La commotion

Une commotion cérébrale est la conséquence d’un choc, à la tête ou non, qui entraîne un mouvement du cerveau dans le crâne. Ce dernier vient alors percuter les os du crâne et peut subir des dommages proportionnels à la violence du choc

Les cas de commotions cérébrales dans le rugby sont de plus en plus fréquents et chaque week-end plusieurs protocoles commotion sont déclenchés en TOP 14.

Le rugby amateur est tout aussi concerné mais la surveillance est bien moins rigoureuse, faute de personnel médical au bord des terrains.

 

La commotion cérébrale dans le rugby.
Les commotions cérébrales, au rugby et dans tout sport de contact, ne sont pas un fait nouveau et il en existait déjà il y a 40 ans. Un joueur qui subissait une commotion gardait l’information pour lui ou était encouragé à retourner au jeu sans aucune forme de soin particulier On pensait d’ailleurs qu’avec un coup d’éponge magique le problème se réglait aussitôt. C’était une question d’honneur ! On n’abandonnait pas les coéquipiers sur le terrain. On serrait les dents et on continuait de jouer.

C’est d’ailleurs cet esprit de sacrifice qui fait la beauté de ce sport…

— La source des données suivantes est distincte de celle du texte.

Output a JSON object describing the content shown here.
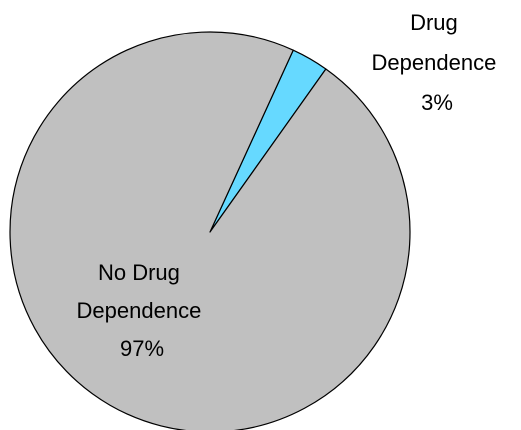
{
  "chart_data": {
    "type": "pie",
    "slices": [
      {
        "label_lines": [
          "No Drug",
          "Dependence"
        ],
        "value": 97,
        "value_text": "97%",
        "color": "#c0c0c0"
      },
      {
        "label_lines": [
          "Drug",
          "Dependence"
        ],
        "value": 3,
        "value_text": "3%",
        "color": "#66d9ff"
      }
    ],
    "legend": "none",
    "slice_outline_color": "#000000"
  }
}
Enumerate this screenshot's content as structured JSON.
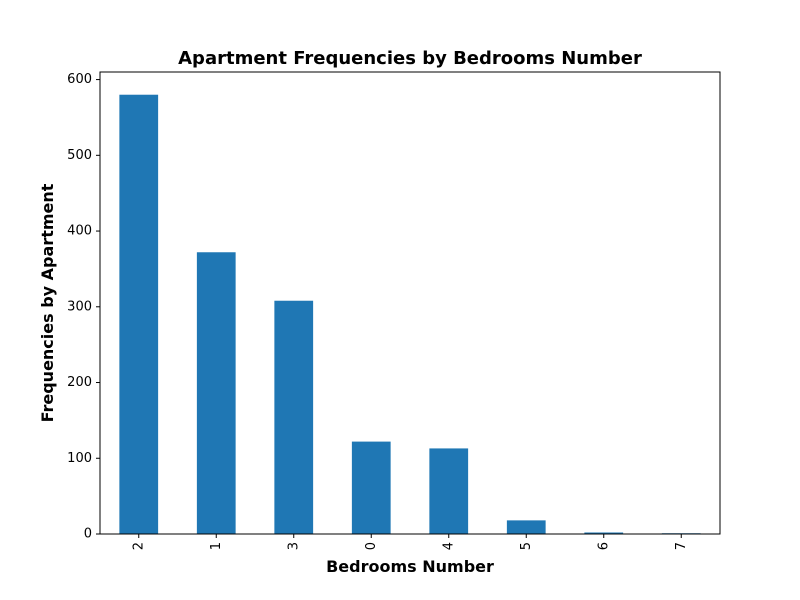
{
  "chart_data": {
    "type": "bar",
    "title": "Apartment Frequencies by Bedrooms Number",
    "xlabel": "Bedrooms Number",
    "ylabel": "Frequencies by Apartment",
    "categories": [
      "2",
      "1",
      "3",
      "0",
      "4",
      "5",
      "6",
      "7"
    ],
    "values": [
      580,
      372,
      308,
      122,
      113,
      18,
      2,
      1
    ],
    "ylim": [
      0,
      610
    ],
    "yticks": [
      "0",
      "100",
      "200",
      "300",
      "400",
      "500",
      "600"
    ],
    "grid": false,
    "bar_color": "#1f77b4",
    "x_tick_rotation": "vertical"
  }
}
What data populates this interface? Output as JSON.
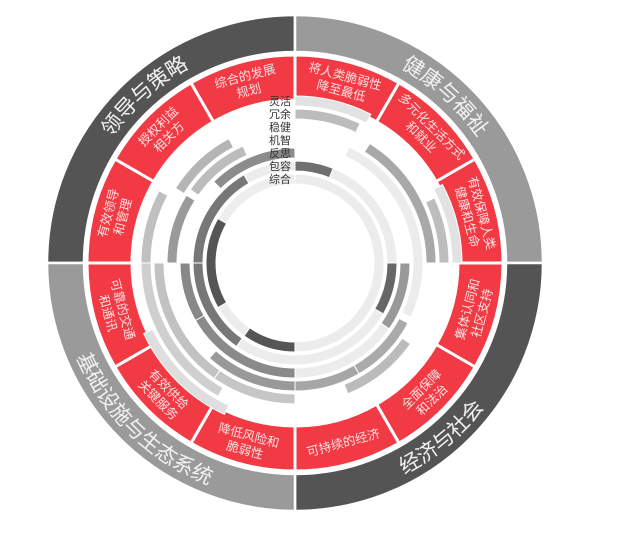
{
  "colors": {
    "dark_quadrant": "#545454",
    "light_quadrant": "#9a9a9a",
    "segment_red": "#f23a45",
    "segment_text": "#fde0e0"
  },
  "quadrants": [
    {
      "label": "领导与策略",
      "shade": "dark"
    },
    {
      "label": "健康与福祉",
      "shade": "light"
    },
    {
      "label": "经济与社会",
      "shade": "dark"
    },
    {
      "label": "基础设施与生态系统",
      "shade": "light"
    }
  ],
  "segments": [
    {
      "lines": [
        "将人类脆弱性",
        "降至最低"
      ]
    },
    {
      "lines": [
        "多元化生活方式",
        "和就业"
      ]
    },
    {
      "lines": [
        "有效保障人类",
        "健康和生命"
      ]
    },
    {
      "lines": [
        "集体认同和",
        "社区支持"
      ]
    },
    {
      "lines": [
        "全面保障",
        "和法治"
      ]
    },
    {
      "lines": [
        "可持续的经济"
      ]
    },
    {
      "lines": [
        "降低风险和",
        "脆弱性"
      ]
    },
    {
      "lines": [
        "有效供给",
        "关键服务"
      ]
    },
    {
      "lines": [
        "可靠的交通",
        "和通讯"
      ]
    },
    {
      "lines": [
        "有效领导",
        "和管理"
      ]
    },
    {
      "lines": [
        "授权利益",
        "相关方"
      ]
    },
    {
      "lines": [
        "综合的发展",
        "规划"
      ]
    }
  ],
  "qualities": [
    "灵活",
    "冗余",
    "稳健",
    "机智",
    "反思",
    "包容",
    "综合"
  ]
}
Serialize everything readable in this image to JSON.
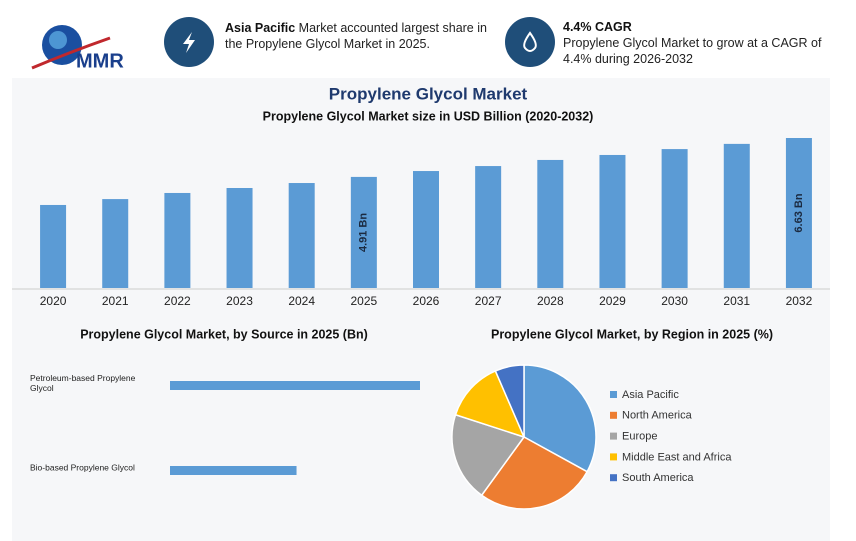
{
  "header": {
    "logo": "MMR",
    "title": "Propylene Glycol Market",
    "facts": [
      {
        "heading": "Asia Pacific",
        "text": "Market accounted largest share in the Propylene Glycol Market in 2025."
      },
      {
        "heading": "4.4% CAGR",
        "text": "Propylene Glycol Market to grow at a CAGR of 4.4% during 2026-2032"
      }
    ]
  },
  "chart_data": [
    {
      "type": "bar",
      "title": "Propylene Glycol Market size in USD Billion (2020-2032)",
      "categories": [
        "2020",
        "2021",
        "2022",
        "2023",
        "2024",
        "2025",
        "2026",
        "2027",
        "2028",
        "2029",
        "2030",
        "2031",
        "2032"
      ],
      "values": [
        3.67,
        3.93,
        4.2,
        4.42,
        4.64,
        4.91,
        5.17,
        5.39,
        5.66,
        5.88,
        6.14,
        6.37,
        6.63
      ],
      "value_labels": [
        null,
        null,
        null,
        null,
        null,
        "4.91 Bn",
        null,
        null,
        null,
        null,
        null,
        null,
        "6.63 Bn"
      ],
      "color": "#5b9bd5"
    },
    {
      "type": "barh",
      "title": "Propylene Glycol Market, by Source in 2025 (Bn)",
      "categories": [
        "Petroleum-based Propylene Glycol",
        "Bio-based Propylene Glycol"
      ],
      "values": [
        3.26,
        1.65
      ],
      "color": "#5b9bd5"
    },
    {
      "type": "pie",
      "title": "Propylene Glycol Market, by Region in 2025 (%)",
      "categories": [
        "Asia Pacific",
        "North America",
        "Europe",
        "Middle East and Africa",
        "South America"
      ],
      "values": [
        33,
        27,
        20,
        13.5,
        6.5
      ],
      "colors": [
        "#5b9bd5",
        "#ed7d31",
        "#a5a5a5",
        "#ffc000",
        "#4472c4"
      ]
    }
  ]
}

Mais aujourd’hui, l’augmentation des cas de commotions, qu’elles soient légères ou graves, et l’accroissement de nos connaissances à ce sujet, nous obligent à être extrêmement vigilants et à traiter le problème avec beaucoup plus de sévérité qu’auparavant.

Les cellules cérébrales demeurent vulnérables dans les heures, voire les semaines suivant l’impact.
C’est le fait de ne rien dire après un choc qui rend les choses dangereuses. En effet, si ce premier choc n’occasionne pas de dommages « visibles », il est certain qu’il a suffisamment affaibli le cerveau pour que le prochain choc puisse être fatal !!

Le rugby a évolué, on est passé d’un sport d’évitement à un jeu de collisions. Les morphologies ont évolué puisqu’on est passé d’un poids moyen de 92 kilos en 1987 à 105 kilos de nos jours. Il est donc aisé de comprendre que les contacts ne peuvent être que plus fréquents et les chocs plus violents.

 

Quels sont les symptômes à surveiller :

  • Nausées, vomissements
  • Vertiges
  • Confusion
  • Fatigue
  • Faiblesse
  • Maux de tête
  • Irritabilité
  • Scintillements lumineux au niveau de la vision
  • Difficultés de concentration
  • Baisse des résultats scolaires
  • Dépression

 

FAMILLE – AMIS – FEMME DE JOUEURS – COÉQUIPIERS

SI VOUS DÉCELEZ CES SYMPTÔMES, PRENEZ CONTACT IMMÉDIATEMENT AVEC UN NEUROLOGUE OU UN MÉDECIN SPÉCIALISÉ

 

Les commotions cérébrales, un vrai casse-tête

Malgré tous les symptômes énumérés, il se peut qu’elles soient subtiles ou tout simplement qu’elles passent inaperçues. Il faut être vigilant. Le cerveau ne détecte pas la douleur. Il reçoit l’information douloureuse de l’ensemble du corps, mais ne possède pas de récepteurs de douleur pour lui-même. C’est ce qui explique pourquoi ce fléau, qui a toujours existé, a aussi longtemps été négligé. Les manifestations peuvent être présentes sans réelle douleur au crâne ou à la tête.

Les traitements possibles

Dès la suspicion d’un incident, la personne atteinte devrait être examinée par un professionnel de la santé qualifié dans l’évaluation de la sévérité de la commotion. Des imageries ou examens spécialisés peuvent alors être nécessaires afin d’éliminer les conséquences les plus graves pouvant nécessiter une hospitalisation. Une fois les complications majeures écartées, un protocole de retour progressif au jeu doit être élaboré impliquant les joueurs, entraîneurs et personnel traitant.

Lorsqu’ils ne sont pas soignés correctement, les impacts à la tête peuvent avoir des effets multiplicateurs, ce qui veut dire qu’une commotion suivant un incident précédent s’avère beaucoup plus sévère et peut provoquer des séquelles permanentes. La vigilance est de mise pour les jeunes athlètes, car s’ils sont retournés au jeu hâtivement, cela pourrait avoir des effets dévastateurs sur toutes les facettes de leur vie.